Какой бы высокой ни была сама истина, каким бы высоким и важным ни был предмет мыслей и полемики, в «сократическом диалоге», он предполагал всегда фамильяризацию отношений с самим предметом спора. Отношение жанра к преданию было в большинстве случаев также глубоко критическое, а иногда и цинично-разоблачительное. Для него были очень характерны вольные мезальянсы мыслей и образов. Его «сократическая ирония» уже имела карнавализованный характер изначально, это, по сути, редуцированный карнавальный площадной смех. В новом «сократическом диалоге» впервые появился почти освобождённый от предания образ, опирающийся на исторический опыт и свободный вымысел автора.

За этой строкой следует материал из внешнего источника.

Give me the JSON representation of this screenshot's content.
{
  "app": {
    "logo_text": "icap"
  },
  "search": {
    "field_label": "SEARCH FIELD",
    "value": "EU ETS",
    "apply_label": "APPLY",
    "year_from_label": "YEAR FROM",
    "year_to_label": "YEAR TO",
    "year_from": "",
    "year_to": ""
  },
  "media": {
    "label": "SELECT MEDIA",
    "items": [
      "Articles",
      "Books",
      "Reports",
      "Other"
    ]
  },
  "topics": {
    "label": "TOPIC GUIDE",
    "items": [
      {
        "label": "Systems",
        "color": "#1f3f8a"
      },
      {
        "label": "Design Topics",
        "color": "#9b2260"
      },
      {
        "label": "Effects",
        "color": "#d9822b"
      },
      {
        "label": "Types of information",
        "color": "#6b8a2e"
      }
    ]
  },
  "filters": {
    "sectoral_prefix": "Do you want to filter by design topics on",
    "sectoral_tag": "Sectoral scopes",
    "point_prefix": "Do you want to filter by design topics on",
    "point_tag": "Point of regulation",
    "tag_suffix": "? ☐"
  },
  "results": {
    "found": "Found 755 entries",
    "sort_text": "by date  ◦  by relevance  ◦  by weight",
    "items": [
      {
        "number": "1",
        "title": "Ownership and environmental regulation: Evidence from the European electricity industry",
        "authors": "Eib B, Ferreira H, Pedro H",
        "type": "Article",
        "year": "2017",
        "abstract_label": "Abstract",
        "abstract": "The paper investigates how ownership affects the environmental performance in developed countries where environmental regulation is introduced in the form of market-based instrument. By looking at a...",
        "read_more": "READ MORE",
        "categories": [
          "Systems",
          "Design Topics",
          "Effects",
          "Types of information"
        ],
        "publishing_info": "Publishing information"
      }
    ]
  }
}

Это целый переворот в истории литературного образа. «Герои мифа и исторические фигуры прошлого нарочито и подчёркнуто были осовременены в этом жанре и действовали и говорили в зоне фамильярного контакта с незавершённой современностью» (Бахтин).
И Пушкин не был исключением и внес свой вклад в развитие этого жанра, также выказав в «Гавриилиаде» свое глубоко критическое, даже цинично-разоблачительное отношение к преданию («С рассказом Моисея // Не соглашу рассказа моего», — перифраз этого высказывания Пушкина мы позднее услышим у Булгакова в высказывании Берлиоза: «Ваш рассказ... совершенно не совпадает с евангельскими рассказами», — говорит тот самому черту Воланду, который изначально уже ни с чем и ни с кем не может быть согласен из-за своего духа противоречия). Как Платон умел вытаскивать ходячие истины на свет божий и исследовал в «Федоне» идею бессмертия души со всеми её внутренними и внешними перипетиями, так и Пушкин в «Гавриилиаде» подвергает критическому сомнению идею непорочного зачатия (со всеми отсюда вытекающими авантюрными перипетиями и разоблачениями этой истины в первой инстанции).
Пушкин поддержал традицию архаичного жанра, выведя на сцену самого сатану (змия-искусителя), сделав его героем диалогов, как это наблюдалось в развитии жанра в античные и в средние века. В «Монахе» и «Гавриилиаде» его «отцы пустынники и жены непорочны» вступают в «опасный разговор» с самим апологетом зла — сатаной (дьяволом, бесом). По замыслу Пушкина, а скорее, по законам жанра «сократического диалога», претерпевшего свою длительную эволюцию, Бес получает здесь у Пушкина возможность высказаться. Нет особой загадки в его действиях и речах — он, по законам архаического жанра дьяблерии («бытия от змия») — в этом новом старом экспериментальном жанре у Пушкина просто «опрокидывает» истину, преподнося ее «вверх тормашки».
Намечая пути развития инфернального героя в жанре евангелия от сатаны, Бес в «Гавриилиаде» Пушкина являет миру свою опрокинутую «истину», оспаривая у Христа звание спасителя: «И Еву я не погубил, а спас!» У Гёте и Булгакова, как известно, Сатана претендует на роль еще более глобальную — самого Бога, роль которого — вершить добро. И делает он это в своем заявлении о том, что хоть он и «часть силы той, что вечно хочет зла», именно он «вечно совершает благо».